自動車に使われるプラスチック

プラスチックは私達の生活に必要不可欠な素材です。例えば自動車。自動車は鋼板を中心とした金属でできているイメージを持たれるかも知れませんが、金属同様、プラスチックも数量、種類、使用分野ともに多く使われています。自動車は約3万点の部品で成り立っていますが、プラスチックはその3分の1を占めているとされています。
調査によれば、自動車に使われるプラスチックは、世界全体で、2018年には1,000万トンを超えました。さらに2030年には1,400万トン程度まで拡大する見通しとなっています。
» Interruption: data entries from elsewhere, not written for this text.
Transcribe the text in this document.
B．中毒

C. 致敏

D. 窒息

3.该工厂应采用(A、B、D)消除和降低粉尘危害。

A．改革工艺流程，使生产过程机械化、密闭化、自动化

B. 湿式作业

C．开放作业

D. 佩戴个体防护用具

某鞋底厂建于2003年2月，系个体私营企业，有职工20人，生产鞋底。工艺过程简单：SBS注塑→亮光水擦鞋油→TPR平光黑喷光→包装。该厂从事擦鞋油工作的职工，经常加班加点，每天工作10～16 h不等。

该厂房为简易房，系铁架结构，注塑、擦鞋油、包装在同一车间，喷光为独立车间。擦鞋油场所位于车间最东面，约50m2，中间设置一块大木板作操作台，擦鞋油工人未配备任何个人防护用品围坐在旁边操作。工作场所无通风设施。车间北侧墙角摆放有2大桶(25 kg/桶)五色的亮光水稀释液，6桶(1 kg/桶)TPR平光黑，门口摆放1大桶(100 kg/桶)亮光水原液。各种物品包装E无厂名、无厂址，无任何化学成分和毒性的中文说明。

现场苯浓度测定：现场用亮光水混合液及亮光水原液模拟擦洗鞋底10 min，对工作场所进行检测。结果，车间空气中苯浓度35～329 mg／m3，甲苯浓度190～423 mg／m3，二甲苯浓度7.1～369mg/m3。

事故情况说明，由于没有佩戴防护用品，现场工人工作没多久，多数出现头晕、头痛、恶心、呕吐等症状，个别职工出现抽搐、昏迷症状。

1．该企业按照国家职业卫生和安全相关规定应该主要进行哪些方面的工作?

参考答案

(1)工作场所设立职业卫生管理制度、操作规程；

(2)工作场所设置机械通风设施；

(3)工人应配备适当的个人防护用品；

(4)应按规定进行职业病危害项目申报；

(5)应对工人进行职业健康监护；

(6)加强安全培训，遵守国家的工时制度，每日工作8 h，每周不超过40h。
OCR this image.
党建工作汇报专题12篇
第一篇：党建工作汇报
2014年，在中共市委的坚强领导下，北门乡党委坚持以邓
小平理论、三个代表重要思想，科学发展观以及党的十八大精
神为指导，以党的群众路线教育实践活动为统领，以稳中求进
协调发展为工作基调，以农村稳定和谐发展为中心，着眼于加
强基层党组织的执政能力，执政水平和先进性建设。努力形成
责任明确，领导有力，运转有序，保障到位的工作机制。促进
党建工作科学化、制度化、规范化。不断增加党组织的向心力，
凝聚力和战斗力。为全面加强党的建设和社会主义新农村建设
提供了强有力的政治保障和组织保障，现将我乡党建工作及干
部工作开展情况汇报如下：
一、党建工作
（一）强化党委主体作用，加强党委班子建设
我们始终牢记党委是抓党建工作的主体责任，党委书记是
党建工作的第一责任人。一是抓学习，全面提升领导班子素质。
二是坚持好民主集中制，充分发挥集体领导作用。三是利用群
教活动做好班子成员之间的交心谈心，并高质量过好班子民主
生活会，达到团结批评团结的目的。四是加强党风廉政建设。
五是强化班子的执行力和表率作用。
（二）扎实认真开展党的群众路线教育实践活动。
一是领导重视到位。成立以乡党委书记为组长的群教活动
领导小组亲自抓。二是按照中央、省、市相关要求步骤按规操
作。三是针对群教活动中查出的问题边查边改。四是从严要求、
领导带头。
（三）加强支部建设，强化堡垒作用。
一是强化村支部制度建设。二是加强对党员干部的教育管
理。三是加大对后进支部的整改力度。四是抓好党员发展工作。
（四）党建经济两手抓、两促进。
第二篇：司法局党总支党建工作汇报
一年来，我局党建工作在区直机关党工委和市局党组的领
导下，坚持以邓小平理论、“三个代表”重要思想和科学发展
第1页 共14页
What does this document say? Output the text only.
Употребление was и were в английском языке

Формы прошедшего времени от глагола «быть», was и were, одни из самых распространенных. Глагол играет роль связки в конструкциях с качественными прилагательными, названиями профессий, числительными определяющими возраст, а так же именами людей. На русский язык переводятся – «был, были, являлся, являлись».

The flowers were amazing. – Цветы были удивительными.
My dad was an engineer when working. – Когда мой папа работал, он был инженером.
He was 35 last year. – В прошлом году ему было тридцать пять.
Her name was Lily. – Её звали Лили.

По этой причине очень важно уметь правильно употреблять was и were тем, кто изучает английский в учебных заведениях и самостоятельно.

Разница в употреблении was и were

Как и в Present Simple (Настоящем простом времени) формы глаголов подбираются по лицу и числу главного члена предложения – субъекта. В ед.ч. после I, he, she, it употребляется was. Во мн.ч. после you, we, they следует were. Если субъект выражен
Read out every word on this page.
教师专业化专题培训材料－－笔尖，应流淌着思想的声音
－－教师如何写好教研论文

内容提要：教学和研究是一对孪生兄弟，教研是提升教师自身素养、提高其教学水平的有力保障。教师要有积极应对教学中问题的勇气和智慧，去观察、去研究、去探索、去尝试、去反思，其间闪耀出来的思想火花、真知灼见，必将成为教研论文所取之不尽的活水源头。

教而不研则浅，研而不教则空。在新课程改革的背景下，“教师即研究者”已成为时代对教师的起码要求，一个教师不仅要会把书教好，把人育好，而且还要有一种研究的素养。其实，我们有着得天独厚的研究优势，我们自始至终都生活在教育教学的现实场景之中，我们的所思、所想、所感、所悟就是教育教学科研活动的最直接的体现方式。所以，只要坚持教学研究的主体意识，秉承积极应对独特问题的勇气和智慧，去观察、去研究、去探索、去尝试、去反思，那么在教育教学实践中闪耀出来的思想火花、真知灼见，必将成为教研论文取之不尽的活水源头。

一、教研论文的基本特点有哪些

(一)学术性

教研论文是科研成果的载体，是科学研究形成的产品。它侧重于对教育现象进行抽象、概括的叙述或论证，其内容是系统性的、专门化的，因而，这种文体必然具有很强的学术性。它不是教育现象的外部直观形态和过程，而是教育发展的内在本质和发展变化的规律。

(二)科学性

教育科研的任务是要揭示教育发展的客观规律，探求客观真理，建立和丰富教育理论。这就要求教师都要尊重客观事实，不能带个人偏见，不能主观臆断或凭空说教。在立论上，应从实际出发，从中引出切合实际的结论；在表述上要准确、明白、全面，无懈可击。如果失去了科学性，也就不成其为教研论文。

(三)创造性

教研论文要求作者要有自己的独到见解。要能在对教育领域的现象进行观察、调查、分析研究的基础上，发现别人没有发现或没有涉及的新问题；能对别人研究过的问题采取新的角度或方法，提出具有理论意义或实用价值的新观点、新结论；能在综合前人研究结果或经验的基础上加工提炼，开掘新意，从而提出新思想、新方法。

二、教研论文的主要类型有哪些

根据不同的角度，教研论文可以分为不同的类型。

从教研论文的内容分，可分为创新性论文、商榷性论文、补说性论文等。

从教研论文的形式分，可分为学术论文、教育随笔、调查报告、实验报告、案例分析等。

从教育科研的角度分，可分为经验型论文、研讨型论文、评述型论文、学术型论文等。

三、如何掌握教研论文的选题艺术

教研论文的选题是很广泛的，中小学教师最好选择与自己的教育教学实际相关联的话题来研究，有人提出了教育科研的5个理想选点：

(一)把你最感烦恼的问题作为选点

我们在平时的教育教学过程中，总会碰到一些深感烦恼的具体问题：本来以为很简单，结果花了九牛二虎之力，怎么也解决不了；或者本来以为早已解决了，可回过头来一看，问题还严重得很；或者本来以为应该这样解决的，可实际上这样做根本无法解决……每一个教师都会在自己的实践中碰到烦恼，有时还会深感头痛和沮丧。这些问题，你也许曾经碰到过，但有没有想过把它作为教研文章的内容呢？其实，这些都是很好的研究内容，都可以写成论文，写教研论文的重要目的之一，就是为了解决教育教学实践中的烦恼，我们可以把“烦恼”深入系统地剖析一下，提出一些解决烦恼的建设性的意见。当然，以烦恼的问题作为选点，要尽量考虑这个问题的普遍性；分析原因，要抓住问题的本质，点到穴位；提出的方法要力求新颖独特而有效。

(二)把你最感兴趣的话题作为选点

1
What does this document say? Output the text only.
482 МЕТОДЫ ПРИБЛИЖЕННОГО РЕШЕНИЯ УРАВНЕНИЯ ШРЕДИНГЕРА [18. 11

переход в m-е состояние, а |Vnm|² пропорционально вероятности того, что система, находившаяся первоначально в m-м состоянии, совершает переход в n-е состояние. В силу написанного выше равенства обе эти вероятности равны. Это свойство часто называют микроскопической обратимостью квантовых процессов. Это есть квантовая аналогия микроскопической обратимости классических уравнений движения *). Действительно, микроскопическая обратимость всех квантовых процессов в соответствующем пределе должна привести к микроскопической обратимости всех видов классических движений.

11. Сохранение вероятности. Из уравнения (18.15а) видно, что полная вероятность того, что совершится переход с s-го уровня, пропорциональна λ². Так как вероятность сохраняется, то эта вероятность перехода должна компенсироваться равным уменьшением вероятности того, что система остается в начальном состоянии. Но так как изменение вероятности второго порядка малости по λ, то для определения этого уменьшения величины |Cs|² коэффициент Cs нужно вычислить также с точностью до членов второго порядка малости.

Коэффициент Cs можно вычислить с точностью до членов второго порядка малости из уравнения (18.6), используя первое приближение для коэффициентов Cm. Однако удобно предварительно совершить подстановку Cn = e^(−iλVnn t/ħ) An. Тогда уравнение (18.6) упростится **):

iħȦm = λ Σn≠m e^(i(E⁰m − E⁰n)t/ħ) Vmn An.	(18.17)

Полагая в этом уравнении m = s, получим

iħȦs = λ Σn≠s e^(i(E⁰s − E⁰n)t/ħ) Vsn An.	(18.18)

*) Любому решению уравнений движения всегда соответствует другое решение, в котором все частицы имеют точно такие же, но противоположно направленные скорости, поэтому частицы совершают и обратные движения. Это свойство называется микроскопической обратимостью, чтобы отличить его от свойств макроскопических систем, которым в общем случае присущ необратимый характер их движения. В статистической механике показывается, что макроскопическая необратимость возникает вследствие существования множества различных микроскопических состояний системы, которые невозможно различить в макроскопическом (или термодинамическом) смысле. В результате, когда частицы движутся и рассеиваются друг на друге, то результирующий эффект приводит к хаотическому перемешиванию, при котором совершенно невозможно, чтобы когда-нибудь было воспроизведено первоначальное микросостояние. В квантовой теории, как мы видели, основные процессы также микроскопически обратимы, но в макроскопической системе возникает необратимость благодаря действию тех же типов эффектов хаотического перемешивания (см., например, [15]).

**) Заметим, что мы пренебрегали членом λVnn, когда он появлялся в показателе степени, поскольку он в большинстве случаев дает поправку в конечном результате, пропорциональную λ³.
自動車1台あたりのプラスチックの使用量は、コンパクトカーで約150kg~200kgとされています。車種によって違いがありますが、自動車の総重量に対して10%程度の比率です。一方、体積比でみると、プラスチックの使用比率は約50%を占めています。プラスチックを使えば使うほど、自動車が軽くなります。自動車部品のプラスチック化の取り組みは40年以上前から進められ、2019年の東京モーターショーではモーターなど一部を除いてほぼ全面的にプラスチック化することで、軽自動車より軽い総重量850kgを実現したコンセプトカーも展示され、話題を呼びました。
自動車の安全性を維持しながら軽くして、省エネルギーを実現するのがプラスチックの役割です。省エネルギーは日本が目指すカーボンニュートラルな社会を実現するための軸となる取り組みです。
自動車のどこにプラスチックが使われている?
図は、自動車のどのようなところにどのようなプラスチックが使われているか、表したものです。図の右上から時計回りに①シート/シートベルト(使われる樹脂:ポリエステル、ポリウレタン)②ドアトリム(ポリプロピレン)③燃料タンク(ポリエチレン)④車載電池(ポリエチレン、ポリプロピレン)⑤タイヤ(合成ゴム、ポリエステル、ナイロン)⑥ワイヤーハーネス(ポリエチレン、塩ビ樹脂)⑦バンパー(ポリプロピレン)⑧ランプ(ポリカーボネート、アクリル樹脂)⑨エアバッグ(ナイロン)⑩ハンドル/インパネ(ポリウレタン、ポリプロピレン)-となっています。車載電池、燃料タンク、タイヤなどのほか、エアバッグなど、私達の安全に欠かせない部分にプラスチックは使われています。

自動車の軽量化に役立つプラスチック
今では電気自動車などガソリンや軽油(ディーゼル)を燃料としない自動車が増えましたが、かつては自動車の燃料はガソリンや軽油に依存していました。そのガソリンや軽油は原油を精製して作られます。日本は原油のほとんどを輸入しています。なかでも中東地域で産出される原油への依存度が高く、2023年度でみるとサウジアラビア、アラブ首長国連邦など中東地域からの輸入は輸入原油全体の90%を超えています。この中東地域で1973年~1980年にかけて2度の紛争*¹が起こり、この結果、1バレル2.59ドルだった原油価格は10倍以上に跳ね上がり、日本では物価の上昇率が20%を超えるインフレとなり、「石油ショック」と呼ばれる経済危機に見舞われました。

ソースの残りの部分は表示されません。